Two weeks later, the Crew Supervisor was looking at Chief Landry and his six-man crew of ill-equipped, seasick, grungy Coon-asses in a 1948 Ford truck, with a hand-pump watergun mounted on it, two buckets of baking soda in the bed, not knowing whether to laugh or cry. “Well, I made a deal, and I will put you to work. Just over that hill, Chief? There is a fire that we have contained, but is still smoking a bit. Go stand watch over that, make sure that it does not flare up again, while we deploy in the valley below and work out how to douse that huge flame-out that we call the Lake Of Fire. Landry saluted, got back into the Ford, and Sgt. Cheramie took off in the direction his chief indicated, all but one of the truck’s cylinders firing in near-perfect order. Shaking his head, the Supervisor walked back in his office to plan the fight on the Lake of Fire.

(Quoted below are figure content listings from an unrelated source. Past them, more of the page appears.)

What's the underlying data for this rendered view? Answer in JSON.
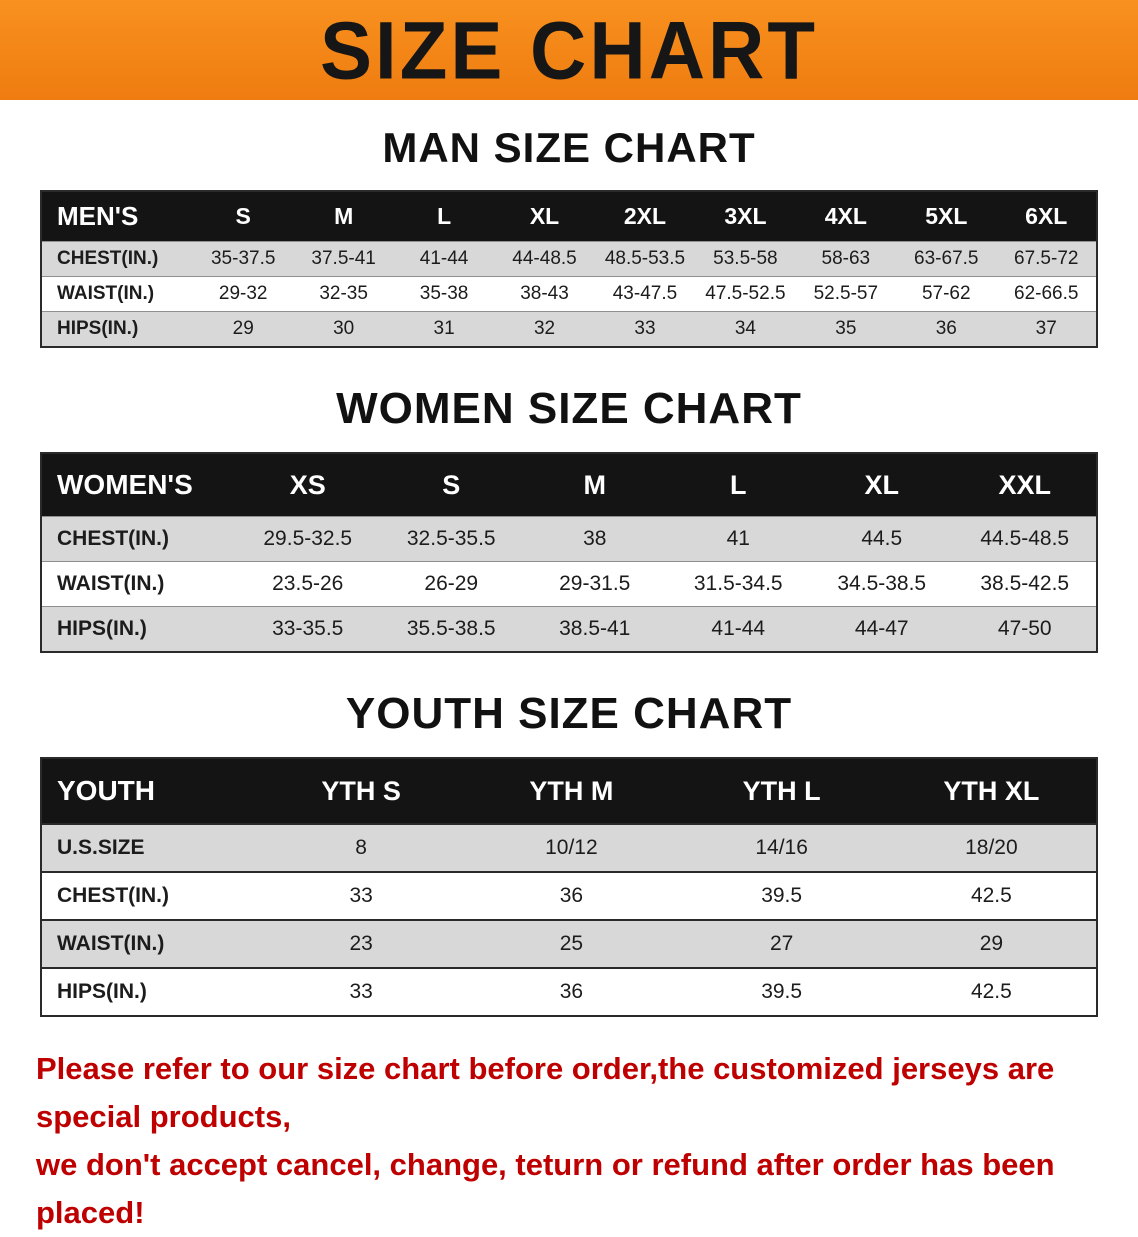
{
  "banner": {
    "title": "SIZE CHART"
  },
  "men": {
    "heading": "MAN SIZE CHART",
    "table": {
      "header": [
        "MEN'S",
        "S",
        "M",
        "L",
        "XL",
        "2XL",
        "3XL",
        "4XL",
        "5XL",
        "6XL"
      ],
      "rows": [
        [
          "CHEST(IN.)",
          "35-37.5",
          "37.5-41",
          "41-44",
          "44-48.5",
          "48.5-53.5",
          "53.5-58",
          "58-63",
          "63-67.5",
          "67.5-72"
        ],
        [
          "WAIST(IN.)",
          "29-32",
          "32-35",
          "35-38",
          "38-43",
          "43-47.5",
          "47.5-52.5",
          "52.5-57",
          "57-62",
          "62-66.5"
        ],
        [
          "HIPS(IN.)",
          "29",
          "30",
          "31",
          "32",
          "33",
          "34",
          "35",
          "36",
          "37"
        ]
      ]
    }
  },
  "women": {
    "heading": "WOMEN SIZE CHART",
    "table": {
      "header": [
        "WOMEN'S",
        "XS",
        "S",
        "M",
        "L",
        "XL",
        "XXL"
      ],
      "rows": [
        [
          "CHEST(IN.)",
          "29.5-32.5",
          "32.5-35.5",
          "38",
          "41",
          "44.5",
          "44.5-48.5"
        ],
        [
          "WAIST(IN.)",
          "23.5-26",
          "26-29",
          "29-31.5",
          "31.5-34.5",
          "34.5-38.5",
          "38.5-42.5"
        ],
        [
          "HIPS(IN.)",
          "33-35.5",
          "35.5-38.5",
          "38.5-41",
          "41-44",
          "44-47",
          "47-50"
        ]
      ]
    }
  },
  "youth": {
    "heading": "YOUTH SIZE CHART",
    "table": {
      "header": [
        "YOUTH",
        "YTH S",
        "YTH M",
        "YTH L",
        "YTH XL"
      ],
      "rows": [
        [
          "U.S.SIZE",
          "8",
          "10/12",
          "14/16",
          "18/20"
        ],
        [
          "CHEST(IN.)",
          "33",
          "36",
          "39.5",
          "42.5"
        ],
        [
          "WAIST(IN.)",
          "23",
          "25",
          "27",
          "29"
        ],
        [
          "HIPS(IN.)",
          "33",
          "36",
          "39.5",
          "42.5"
        ]
      ]
    }
  },
  "footer": {
    "line1": "Please refer to our size chart before order,the customized jerseys are special products,",
    "line2": "we don't accept cancel, change, teturn or refund after order has been placed!"
  },
  "colors": {
    "banner_orange": "#f5861a",
    "table_header_black": "#141414",
    "row_stripe_gray": "#d8d8d8",
    "footer_red": "#bf0000"
  }
}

No sooner had he sat down, and his assistant came in with a worried look. “Sir”, he said, “They went right past that smoldering rig, and they are going downhill towards our staging area”. Furious at being disobeyed, the Super went up in his tower to see for himself. He focused his binoculars just in time to see the old truck disappear into the swirling smoke of the biggest fire in all of Kuwait. “Ohmigod, I should never have let them go. Those crazy fools are doomed!”
But through the shifting smoke, he saw the men jump out of the truck, grabbing axes and baking soda, Landry shouting orders, the men rushing to and fro, as the smoke again blocked the view. The next time he could see them, three of the fellows were manning the hose, misting the very heart of the flame, while the others maniacally shoveled sand onto the conflagration surrounding them. The super felt a thrill in spite of himself, watching this brave foolhardy crew battle insurmountable odds. Painful minutes passed, and the smoke cleared for the last time. The fire was out. They had done it! While hundreds of the best firefighters in the world stood by, these bayou boys had done the impossible. Filled with a love and admiration for these heroes, he drove himself at breakneck speed down to the site of the former inferno.

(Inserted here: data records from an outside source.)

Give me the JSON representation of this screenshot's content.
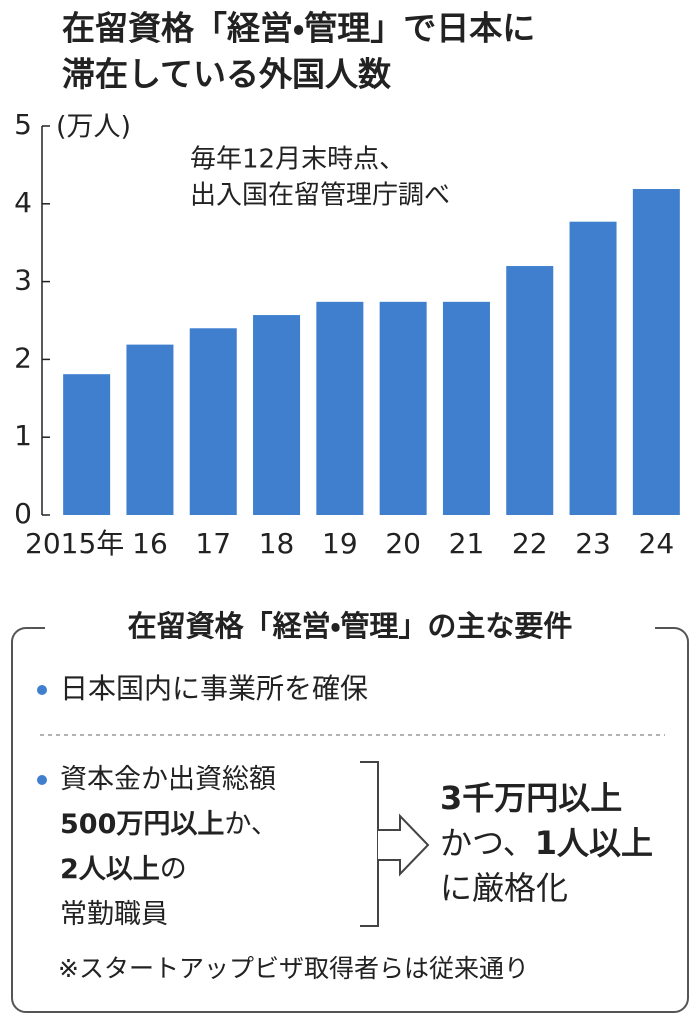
{
  "chart_data": {
    "type": "bar",
    "title": [
      "在留資格「経営・管理」で日本に",
      "滞在している外国人数"
    ],
    "y_label": "(万人)",
    "note": [
      "毎年12月末時点、",
      "出入国在留管理庁調べ"
    ],
    "categories": [
      "2015年",
      "16",
      "17",
      "18",
      "19",
      "20",
      "21",
      "22",
      "23",
      "24"
    ],
    "values": [
      1.81,
      2.19,
      2.4,
      2.57,
      2.74,
      2.74,
      2.74,
      3.2,
      3.77,
      4.19
    ],
    "color": "#3f7fce",
    "ylim": [
      0,
      5
    ],
    "yticks": [
      0,
      1,
      2,
      3,
      4,
      5
    ]
  },
  "requirements": {
    "title": "在留資格「経営・管理」の主な要件",
    "item1": "日本国内に事業所を確保",
    "before": [
      [
        {
          "text": "資本金か出資総額"
        }
      ],
      [
        {
          "text": "500万円以上",
          "bold": true
        },
        {
          "text": "か、"
        }
      ],
      [
        {
          "text": "2人以上",
          "bold": true
        },
        {
          "text": "の"
        }
      ],
      [
        {
          "text": "常勤職員"
        }
      ]
    ],
    "after": [
      [
        {
          "text": "3千万円以上",
          "bold": true
        }
      ],
      [
        {
          "text": "かつ、"
        },
        {
          "text": "1人以上",
          "bold": true
        }
      ],
      [
        {
          "text": "に厳格化"
        }
      ]
    ],
    "footnote": "※スタートアップビザ取得者らは従来通り"
  }
}
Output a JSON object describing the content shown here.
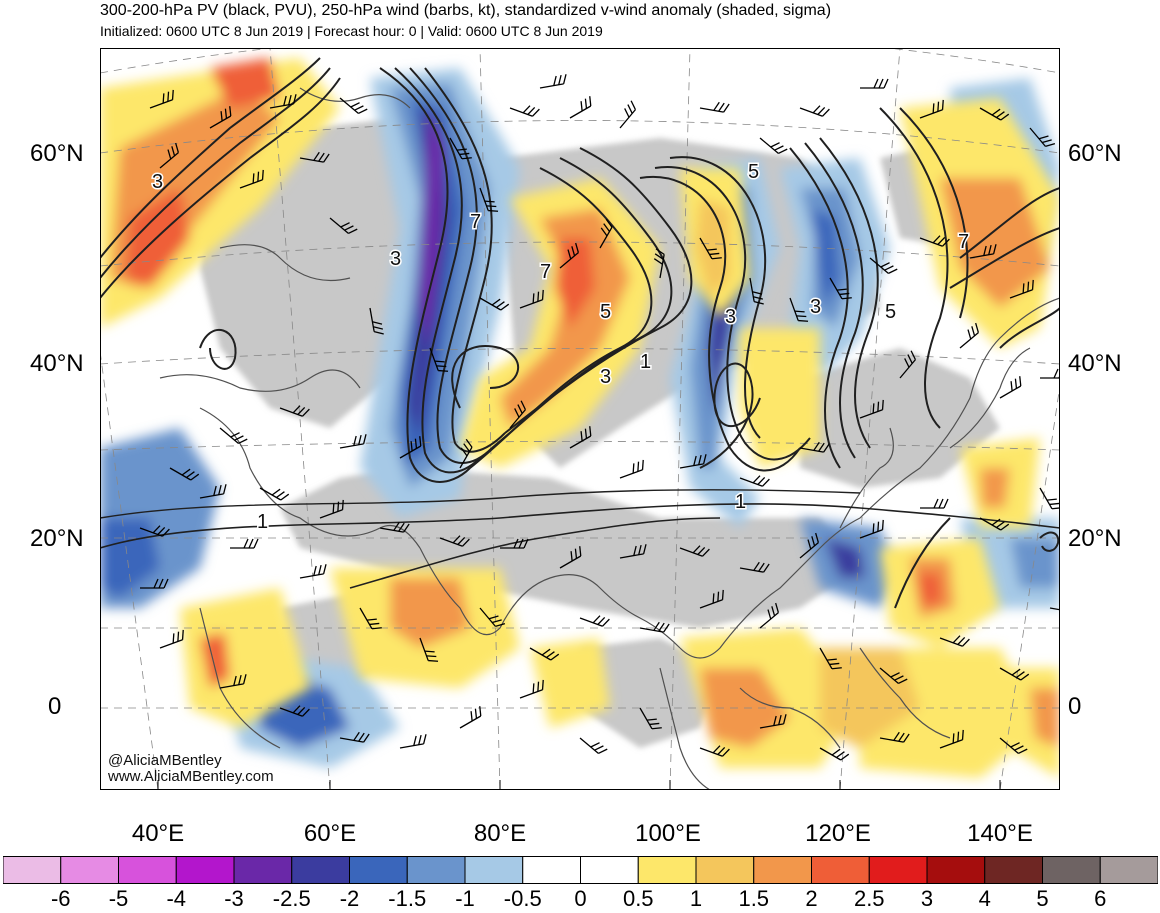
{
  "header": {
    "title": "300-200-hPa PV (black, PVU), 250-hPa wind (barbs, kt), standardized v-wind anomaly (shaded, sigma)",
    "subtitle": "Initialized: 0600 UTC 8 Jun 2019 | Forecast hour: 0 | Valid: 0600 UTC 8 Jun 2019"
  },
  "axes": {
    "lat_labels": [
      "60°N",
      "40°N",
      "20°N",
      "0"
    ],
    "lon_labels": [
      "40°E",
      "60°E",
      "80°E",
      "100°E",
      "120°E",
      "140°E"
    ]
  },
  "contour_labels": [
    "3",
    "3",
    "7",
    "7",
    "5",
    "3",
    "1",
    "5",
    "3",
    "3",
    "5",
    "7",
    "1",
    "1"
  ],
  "credits": {
    "handle": "@AliciaMBentley",
    "site": "www.AliciaMBentley.com"
  },
  "colorbar": {
    "labels": [
      "-6",
      "-5",
      "-4",
      "-3",
      "-2.5",
      "-2",
      "-1.5",
      "-1",
      "-0.5",
      "0",
      "0.5",
      "1",
      "1.5",
      "2",
      "2.5",
      "3",
      "4",
      "5",
      "6"
    ],
    "colors": [
      "#ebbce6",
      "#e68be4",
      "#d752dc",
      "#b316cc",
      "#6a28a8",
      "#3b3c9f",
      "#3a66bb",
      "#6a94cc",
      "#a6c9e6",
      "#ffffff",
      "#ffffff",
      "#fde76a",
      "#f4c65c",
      "#f2974b",
      "#ef5e37",
      "#e11c1c",
      "#a50d0d",
      "#6e2623",
      "#6e6363",
      "#a59b9b"
    ]
  },
  "palette": {
    "land_neutral": "#c8c8c8",
    "coast": "#505050",
    "pv_contour": "#202020"
  }
}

Landry was leaning against the old truck, face blackened, firesuit still smoking. The crew was laying about, exhausted and sooty, but unharmed. The supervisor jumped out of his car, rushed over to Landry, and shook his hand and slapped him on the back. “Chief, that was the single greatest firefighting effort I have ever seen or heard of! I am sorry that I harbored any doubts about you and your guys. You are heroes’ heroes! ” Whipping out his checkbook, he said “You and your men are getting paid on the spot, with a bonus for your fire department!” Landry took the check, whistling softly. “Shar, dat dere is a lot of zeroes, yah!’
“You earned it, Chief, you and your men”. “I bet you got lots of plans for that money. You could build a new fire station, get modern equipment, start fire-education courses….” . “Oh yeah,” Landry interrupted. “We gon’ get to all dat, dere. But first t’ing we gon’ do, is we gon’ get some new brake shoes put on dis ‘ol truck, yah!”